On Mon, Nov 18, 2002 at 11:12:34PM -0800, Toby Bartels wrote:
[On Saturday]
While I was sleeping (around 12:00 UCT), a vandal
arrived,
using bots (apparently) to splatter goatse across Wikipedia.
I'm not sure it really was using a bot, despite its claims. If it had
been, it could have vandalised many more pages.
The problem, of course, is that we're blocking an
innocent user
when it's not at all clear that we're even blocking the vandal.
* Block more intelligently:
** Let admins see the IP of signed in users.
Then we can at least know for sure who to block.
** Let admins whitelist a user name known to use a dynamic IP.
(This can always be undone later if abused.)
** Allow admins to see all contributions from a given IP,
whether or not they were made anonymously.
This will allow us to check for multiple users
and give us the opportunity to create the above whitelist
at the same time that we block the vandal.
These are surely good plans. Note that if we're willing to do the work
to classify IPs, we can ban on the 'Client-ip' and 'X-forwarded-for'
headers instead of the real IPs, for known shared proxies. This doesn't
help the case where an innocent user ends up reusing the actual client
IP address of a vandal (either because the address was reallocated, or
just because they used the same public computer), but it would do
something to mitigate problems with shared proxies.
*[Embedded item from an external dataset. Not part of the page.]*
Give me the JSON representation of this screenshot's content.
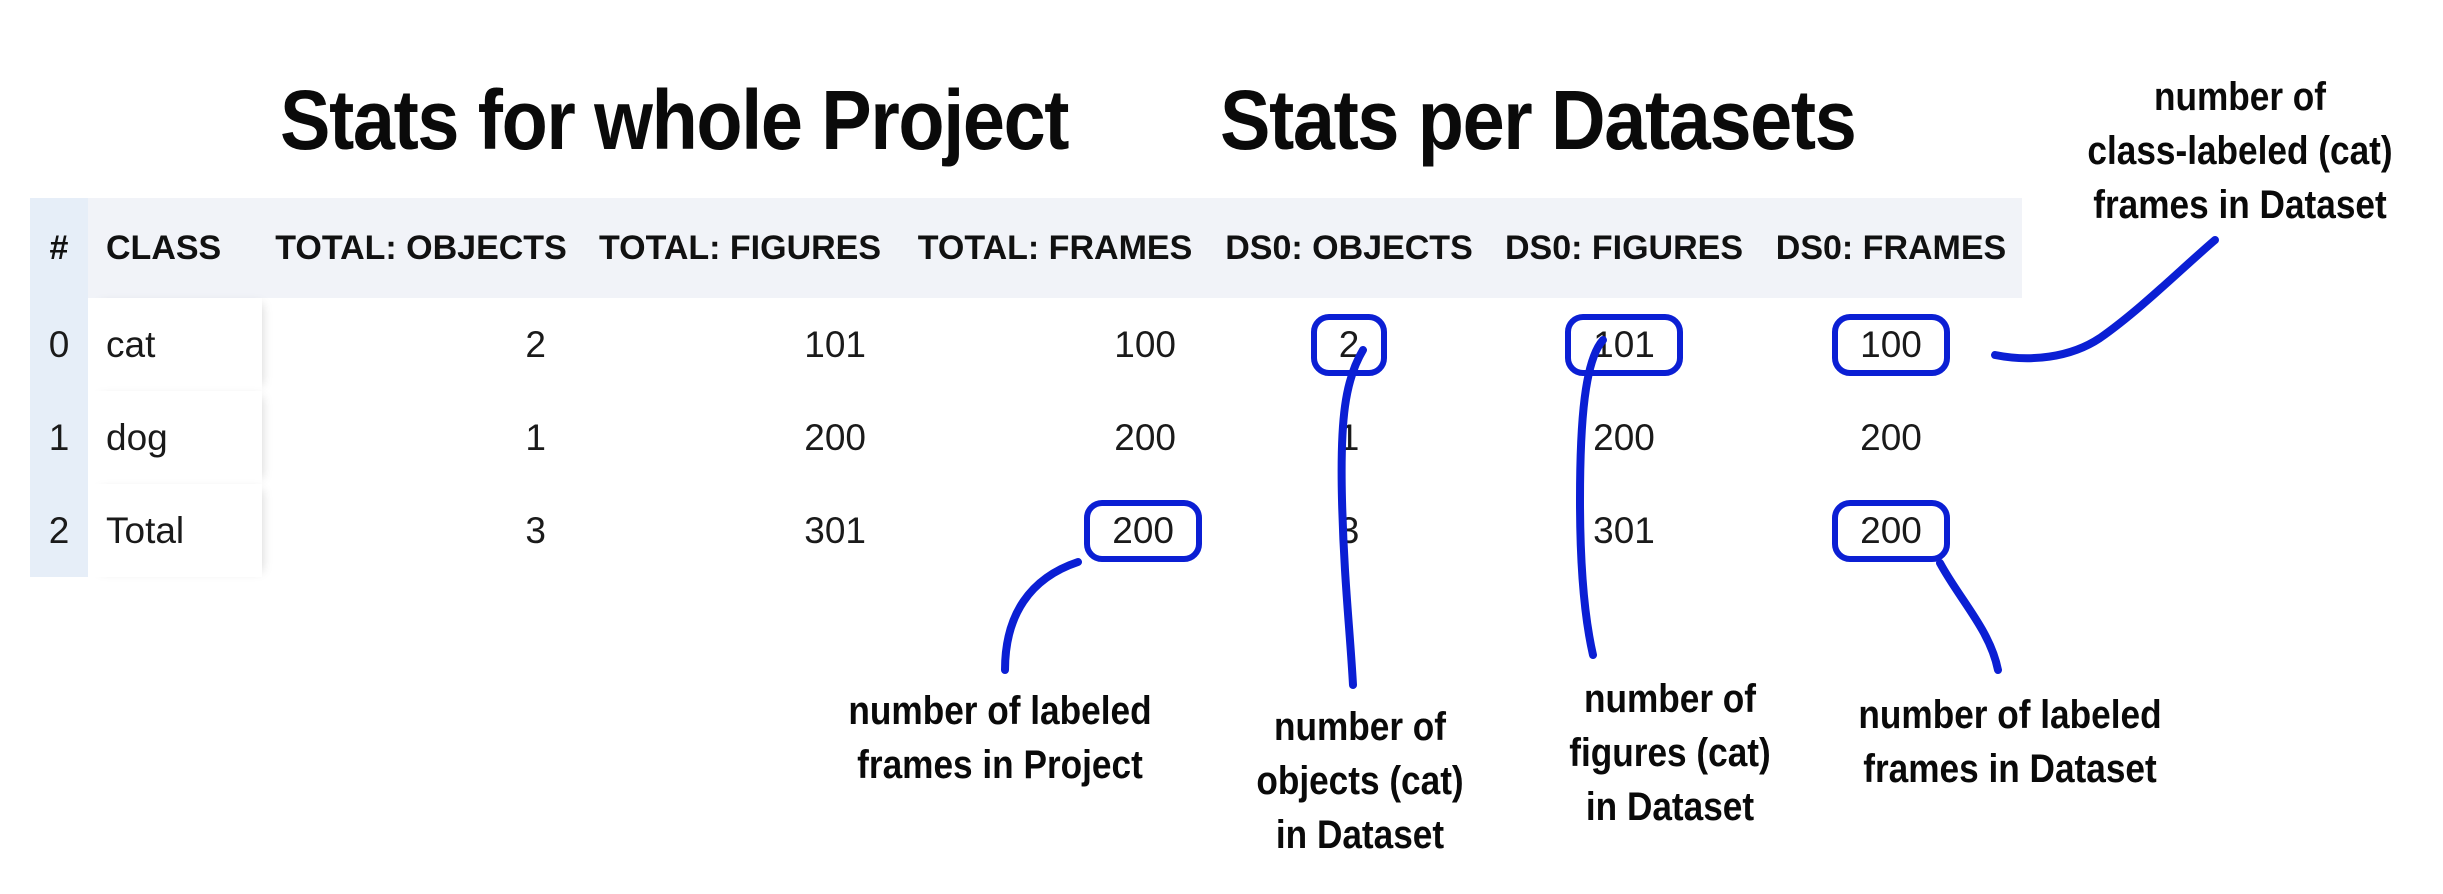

But in the long run, nothing based on ip-banning would be able to stop
a sufficiently determined vandal. Neither would relying on registered
accounts. At present, stealing someone else's account would be quite
easy. This doesn't matter, as there's little currently little incentive
to do so. If we relied more strongly on authenticated accounts, that
could change.
I think techniques for automatically slowing down bots would be the
most valuable place to concentrate our efforts.